Histoire : Tsialana II, le roi fidèle à la France


Le souverain Antakarana qui a traversé les époques.

La deuxième moitié du XIXe siècle est une période charnière pour les Antakarana. Formé par Kozobe au XVIIe siècle, le royaume Antakarana connaît une ascension vers la fin du XVIIIe siècle. Situé au Nord de Madagascar, le royaume avait des relations avec les étrangers à savoir, les Zanzibarites, les Arabes, et après les Français. Ces derniers, de peur que Madagascar ne tombe entre les mains des Britanniques, cherchent à séduire les souverains du Nord et du Nord-Ouest.

En octobre 1884, l’amiral Miot demande au roi Antakarana Tsialana II de fournir 2.000 guerriers pour prêter main-forte à la colonne française embarquée sur l’Allier et dirigée sur Vohémar. Le roi Antakarana donne le commandement sous les ordres du capitaine Bergeolle de l’infanterie de marine qui occupa Vohémar les 20 et 21 novembre, puis 190 hommes s’emparent du fort d’Ambanio le 27 et celui d’Andraparany à 30 kilomètres au Sud-Est de ce dernier le 4 décembre. Le combat fut dur, les soldats merina se défendent mais ils ont laissé 250 morts derrière eux, 5 canons et un butin. Après ce succès, Tsialana II et plusieurs notables sont appelés à Toamasina par l’amiral Miot qui les félicite et remet à l’Ampanjaka la médaille commémorative de Madagascar. le président de la République Sadi-Carnot lui a envoyé un sabre d’honneur que ses descendants conservent précieusement, ainsi que du roi Louis Philippe.

Ambilobe, la capitale Antakarana.

Les Antakarana aident encore les troupes françaises à occuper et garder le port de Diégo-Suarez, les Merina sont chassés de Namakia le 14 février 1885, et d’Antanamitarana le 11 mars.
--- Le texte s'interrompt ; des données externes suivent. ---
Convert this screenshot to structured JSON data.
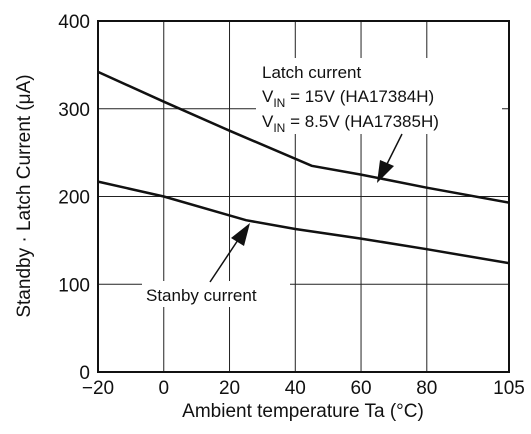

La guerre franco-merina prend fin avec le traité de paix signé à Tamatave le 17 décembre 1885, à bord de la Naïade par l’amiral Miot et le ministre plénipotentiaire Patrimonio du côté français, par le général anglais Willoughby au nom du « gouvernement merina ».

L’article 15 de ce traité stipule «  le gouvernement de la Reine s’engage expressément à traiter avec bienveillance les Sakalava et les Antakarana… toutefois le gouvernement de la République se réserve le droit d’occuper la baie de Diégo-Suarez et y faire des installations à sa convenance ». En 1894, le roi Tsialana II mobilise 150 hommes pour rejoindre à Marovoay, le corps expéditionnaire qui, parti à Mahajanga, devrait arriver à Antananarivo. Cette même année, le souverain Antakarana parti de Nosy Mitsio, avait attaqué le gouverneur Ratovelo, chef du poste d’Ambohimanarina à 30 kilomètres au sud d’Antsirano, sur les confins de son territoire à Tsarabikibany et l’avait obligé à battre en retraite jusqu’à Sadjoavato après lui avoir pris un canon et des fusils. Celui-ci pour se venger avec le restant de ses bandes ravagées par la basse Mahavavy.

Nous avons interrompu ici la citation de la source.